Ane et ses collègues vont être confrontés à des religieuses menteuses, revêches, secrètes, aux magouilles fort peu catholiques, qui s’ingénieront à ne se souvenir de rien ou à perdre les enquêteurs afin de retarder leurs progrès. Ces errements vont permettre à l’auteur d’aborder d’autres thèmes, de faire monter un suspense, déjà lourd, en précipitant ses flics sur des pistes inattendues, des impasses exaspérantes mettant les nerfs d’Ane à rude épreuve, la conduisant parfois à franchir les limites de ses prérogatives, au risque de ruiner leurs efforts...

Tueur en série donc, dans ce thriller se déroulant au cœur des magnifiques paysages du Pays basque, sous une pluie incessante à en rendre les personnages moroses, malgré l’océan, les spots de surf, l’adrénaline de la traque, mais là n'est pas l'essentiel, ce sont les raisons qui donnent un sens à ce roman. Ibon Martín livre un récit foisonnant, riche de l’intrigue, bien sûr, mais aussi des états d’âme des policiers, des anciennes amours dont les blessures resurgissent, des séquelles du franquisme qui a tant fait souffrir ce pays meurtri. Le narrateur, passant d’un personnage à l’autre livre une multiplicité de points de vue, des nuances dans les vérités également. Seul le tueur parle en son nom et décline peu à peu les raisons qui l’ont conduit à mettre en action ce qu’il nomme son « œuvre ».

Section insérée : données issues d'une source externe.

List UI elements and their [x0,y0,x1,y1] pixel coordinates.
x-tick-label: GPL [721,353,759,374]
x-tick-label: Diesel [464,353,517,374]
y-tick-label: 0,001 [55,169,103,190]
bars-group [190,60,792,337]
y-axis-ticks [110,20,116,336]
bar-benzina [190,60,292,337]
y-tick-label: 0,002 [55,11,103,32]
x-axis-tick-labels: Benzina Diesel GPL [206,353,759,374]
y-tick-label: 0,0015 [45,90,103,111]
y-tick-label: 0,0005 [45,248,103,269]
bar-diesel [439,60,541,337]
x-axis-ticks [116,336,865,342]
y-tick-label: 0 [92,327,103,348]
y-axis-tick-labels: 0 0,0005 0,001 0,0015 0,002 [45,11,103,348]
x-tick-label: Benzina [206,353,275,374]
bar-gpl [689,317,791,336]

L’intrigue de La Valse des tulipes est basée sur des faits réels qui se sont déroulés en Espagne, mais également en France, en Argentine, au Chili (et d’autres pays ayant connu le fascisme), impliquant l’Église et les franquistes (et d’autres dictateurs très chrétiens), jusqu’à la mort du Caudillo, puis l’Église seule jusqu’au milieu des années 80. Un immense et ignoble scandale qui a, bien évidemment, été plus ou moins étouffé, comme le furent si longtemps les affaires de pédophilie.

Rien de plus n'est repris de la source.